Friday, October 12, 2012

This is a beautifully-written, captivating book about a number of mostly poverty-stricken rural characters, some of whom are down on their luck and others of whom are simply bad to the bone.

Set in rural Ohio and West Virginia, the story takes place over a period from the end of World War II until the middle of the 1960s. It weaves together the strands of several different stories, and the characters include a husband and wife team of serial killers who hunt their male "models" along the nation's highways. There are a couple of seriously screwed-up preachers, a totally bent sheriff, a war veteran who spends hours at his "prayer log" sacrificing and pleading with God to save his wife who is dying of cancer, and their son, Arvin, who pulls the various parts of the story together. The supporting cast includes a number of minor, but equally well-drawn characters, all of whom are unforgettable.
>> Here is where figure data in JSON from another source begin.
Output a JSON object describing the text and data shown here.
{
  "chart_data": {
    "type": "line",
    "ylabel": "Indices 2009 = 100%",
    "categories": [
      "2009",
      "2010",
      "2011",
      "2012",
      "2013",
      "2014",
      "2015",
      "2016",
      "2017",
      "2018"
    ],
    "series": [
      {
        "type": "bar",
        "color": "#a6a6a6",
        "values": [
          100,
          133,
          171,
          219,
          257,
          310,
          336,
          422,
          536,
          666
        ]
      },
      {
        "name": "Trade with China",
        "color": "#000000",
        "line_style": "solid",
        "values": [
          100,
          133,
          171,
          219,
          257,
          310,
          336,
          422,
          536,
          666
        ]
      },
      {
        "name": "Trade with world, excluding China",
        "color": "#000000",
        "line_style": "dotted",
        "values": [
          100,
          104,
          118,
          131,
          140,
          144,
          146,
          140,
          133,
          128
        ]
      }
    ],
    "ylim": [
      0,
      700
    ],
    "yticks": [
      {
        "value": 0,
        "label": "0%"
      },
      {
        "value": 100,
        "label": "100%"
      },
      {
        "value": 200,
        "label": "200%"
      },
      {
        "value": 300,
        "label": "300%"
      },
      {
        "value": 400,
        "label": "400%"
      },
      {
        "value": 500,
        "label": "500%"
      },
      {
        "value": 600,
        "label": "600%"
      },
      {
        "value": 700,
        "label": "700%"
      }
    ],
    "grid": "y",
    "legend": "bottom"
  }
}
Also unforgettable is the setting. Pollock paints a vivid portrait of these small towns and isolated farms where hope and opportunity are totally foreign concepts. To say that these people lead often desperate, hard scrabble lives would be an understatement. Although the book is set in the middle of the Twentieth Century, in some respects many of these people are still living as though it were the beginning of the century.

There is a lot of brutal action in this book, but the story is so well-told that Pollock draws you in from virtually the first line. And even though it's very hard to sympathize with a lot of the characters, you turn the last page with a deep sense of regret that the book has ended. Donald Ray Pollock is also the author of the acclaimed Knockemstiff and he is definitely a writer to look for.